The Atlantic

The Anger of Amy Klobuchar

Don’t sell cruelty and pathological behavior as a feminist victory.
Source: Brian Snyder / Reuters

Amy Klobuchar has a problem. Apparently it’s been an open secret in Washington and Minnesota, but because she didn’t have much of a national reputation, the press lacked occasion to expose it. But when she made a name for herself during the Kavanaugh hearings, suggesting that a presidential campaign was likely, the press had the necessary occasion, and now we all know about it.

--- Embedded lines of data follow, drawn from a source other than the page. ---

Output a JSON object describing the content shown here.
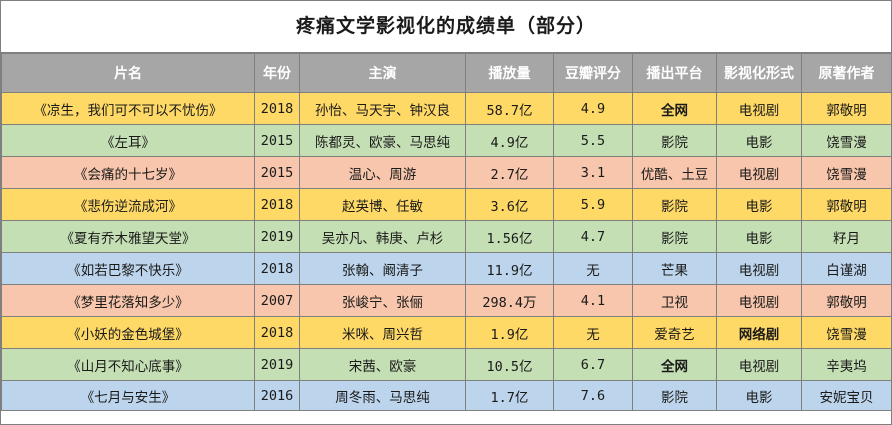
{
  "title": "疼痛文学影视化的成绩单（部分）",
  "colors": {
    "header_bg": "#a6a6a6",
    "header_text": "#ffffff",
    "yellow": "#ffd966",
    "green": "#c5dfb5",
    "orange": "#f7c6ac",
    "blue": "#bdd5ec"
  },
  "columns": [
    "片名",
    "年份",
    "主演",
    "播放量",
    "豆瓣评分",
    "播出平台",
    "影视化形式",
    "原著作者"
  ],
  "rows": [
    {
      "title": "《凉生，我们可不可以不忧伤》",
      "year": "2018",
      "cast": "孙怡、马天宇、钟汉良",
      "views": "58.7亿",
      "score": "4.9",
      "platform": "全网",
      "form": "电视剧",
      "author": "郭敬明",
      "color": "yellow"
    },
    {
      "title": "《左耳》",
      "year": "2015",
      "cast": "陈都灵、欧豪、马思纯",
      "views": "4.9亿",
      "score": "5.5",
      "platform": "影院",
      "form": "电影",
      "author": "饶雪漫",
      "color": "green"
    },
    {
      "title": "《会痛的十七岁》",
      "year": "2015",
      "cast": "温心、周游",
      "views": "2.7亿",
      "score": "3.1",
      "platform": "优酷、土豆",
      "form": "电视剧",
      "author": "饶雪漫",
      "color": "orange"
    },
    {
      "title": "《悲伤逆流成河》",
      "year": "2018",
      "cast": "赵英博、任敏",
      "views": "3.6亿",
      "score": "5.9",
      "platform": "影院",
      "form": "电影",
      "author": "郭敬明",
      "color": "yellow"
    },
    {
      "title": "《夏有乔木雅望天堂》",
      "year": "2019",
      "cast": "吴亦凡、韩庚、卢杉",
      "views": "1.56亿",
      "score": "4.7",
      "platform": "影院",
      "form": "电影",
      "author": "籽月",
      "color": "green"
    },
    {
      "title": "《如若巴黎不快乐》",
      "year": "2018",
      "cast": "张翰、阚清子",
      "views": "11.9亿",
      "score": "无",
      "platform": "芒果",
      "form": "电视剧",
      "author": "白谨湖",
      "color": "blue"
    },
    {
      "title": "《梦里花落知多少》",
      "year": "2007",
      "cast": "张峻宁、张俪",
      "views": "298.4万",
      "score": "4.1",
      "platform": "卫视",
      "form": "电视剧",
      "author": "郭敬明",
      "color": "orange"
    },
    {
      "title": "《小妖的金色城堡》",
      "year": "2018",
      "cast": "米咪、周兴哲",
      "views": "1.9亿",
      "score": "无",
      "platform": "爱奇艺",
      "form": "网络剧",
      "author": "饶雪漫",
      "color": "yellow"
    },
    {
      "title": "《山月不知心底事》",
      "year": "2019",
      "cast": "宋茜、欧豪",
      "views": "10.5亿",
      "score": "6.7",
      "platform": "全网",
      "form": "电视剧",
      "author": "辛夷坞",
      "color": "green"
    },
    {
      "title": "《七月与安生》",
      "year": "2016",
      "cast": "周冬雨、马思纯",
      "views": "1.7亿",
      "score": "7.6",
      "platform": "影院",
      "form": "电影",
      "author": "安妮宝贝",
      "color": "blue"
    }
  ]
}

Her problem is rage, easily uncorked, and directed not at the various forces that might thwart the needs of her constituents, but at the people—many of them young—who work for her. During Klobuchar’s first senatorial campaign, the American Federation of State, County and Municipal Employees decried her “shameful treatment of her employees” in the Hennepin County Attorney’s Office; in March of 2018, Politico reported that she had the highest staff turnover in the Senate. But it has been the recent reporting of BuzzFeed News, HuffPost, ,and others that has provided the vivid and ugly details of what apparently lies behind those facts. Although many of the staffers and former staffers provided their reports anonymously, the senator has mostly not disputed the specifics, instead seeking to frame the behavior as part of the high expectations she has of herself and her staff.